The principal of Aurora West Collegiate Prep Academy is resigning after a district audit revealed she delayed calling police or taking security precautions when another administrator brought a gun to school.
Taisiya Tselolikhin had been on administrative leave since Tushar Rae, the school’s dean of instruction, allegedly brought a gun to school on April 3. A district audit, released Monday, found Tselolikhin waited more than an hour to call police after finding out Rae had a gun, and declined to put the school into lockout because she didn’t “want to make a scene.”
Rae faces five felony charges and three misdemeanors in connection with the school incident and two alleged domestic disturbances: attempted first-degree assault with a deadly weapon causing serious bodily injury; attempted first-degree assault with a deadly weapon; possession of a weapon on school grounds; carrying a concealed weapon; felony menacing; kidnapping; imprisonment; and prohibited use of a weapon.
Tselolikhin was listed as the victim in the two domestic disturbances. An affidavit from Denver police said the two had gone to Rae’s house after a work-related event on March 1, and that he had pointed a gun at her chest when she was going to leave, but turned the gun and fired past her. She told police she didn’t initially report the incident because she didn’t want to get him in trouble.
A week later, Tselolikhin went to Rae’s house again, and he allegedly grabbed her by the arm and threw her on the couch to prevent her from leaving. She called 911, but described the incident as an argument and didn’t mention any use of force, according to the Denver affidavit.
On the day of the school incident, about a month later, Rae arrived at the school at about 12:26 p.m. and met Tselolikhin at about 1 p.m., according to the audit. At some point that afternoon, he had texted her a picture of a gun, according to Denver police. He then allegedly showed her the gun and said he would shoot two other administrators in the knee caps.
Rae may have left the school with another person at about 1:51 p.m., and Tselolikhin went back to work, including holding a meeting about the school’s schedule, according to the audit. She didn’t call the district’s security office until after 3 p.m., when she told a dispatcher that she thought Rae might still be in the school. The dispatcher told her to lock the school’s outside doors so no one could enter, but Tselolikhin refused.
Her reluctance to initiate a lockout confused the school security dispatcher, who wasn’t sure how severe the incident was, the audit said.
The audit also found the message to go into lockout was delayed by 10 minutes, because only one dispatcher was working and he or she had too many duties, and because the various computer systems didn’t talk to each other. Tselolikhin’s lack of cooperation also slowed down the process, because the school didn’t go into lockout until a different administrator received a message from security, the audit said.

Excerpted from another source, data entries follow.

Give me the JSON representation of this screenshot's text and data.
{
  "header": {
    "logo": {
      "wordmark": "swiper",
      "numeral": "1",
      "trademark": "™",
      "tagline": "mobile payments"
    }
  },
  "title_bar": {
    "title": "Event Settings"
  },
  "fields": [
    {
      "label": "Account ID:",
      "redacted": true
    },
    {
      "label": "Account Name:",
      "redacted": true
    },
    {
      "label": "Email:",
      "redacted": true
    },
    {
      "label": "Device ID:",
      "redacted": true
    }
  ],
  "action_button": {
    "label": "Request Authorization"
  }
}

“The current process relies heavily on the principal’s cooperation to be effective. In this case, the principal did not comply with the dispatcher to place the school into secure perimeter (lockout),” it said. “There is no readily available method for the security office to announce a secure perimeter or lockdown within a school if the principal and/or front office staff does not comply or is compromised.”
Security staff arrived at about 3:16 p.m. and locked the doors leading to the outside while they searched for Rae. They didn’t know it at the time, but security cameras picked up Rae walking to the staff parking lot moments after they arrived. He departed the scene just before Aurora police officers got to the school at 3:24 p.m.
The school was placed on lockdown, meaning students weren’t allowed to leave their classrooms, three minutes after police arrived. Rae’s staff keycard was deactivated about 20 minutes later, roughly two hours after he informed Tselolikhin he had a gun. Aurora police began searching classrooms until they received a call at 4:08 p.m. from Denver police, who had picked up Rae at his home.
Several problems came to light during this period, including that there was no procedure for deactivating a suspect’s keycard during an emergency and that some teachers opened the door for administrators who came to clear their classrooms, even though the protocol told them only to let police or security staff in.
The audit also noted staff’s concerns they were misled because the initial message they received about the lockdown was “rumors of an armed individual in the area,” and that Tselolikhin allegedly continued to mislead them at meetings to discuss the incident over the next few days. In the following days, parents complained that they hadn’t received enough information from the district, but the district expressed concerns in the audit that too much had to leaked to staff and the media, possibly compromising the investigations into Rae.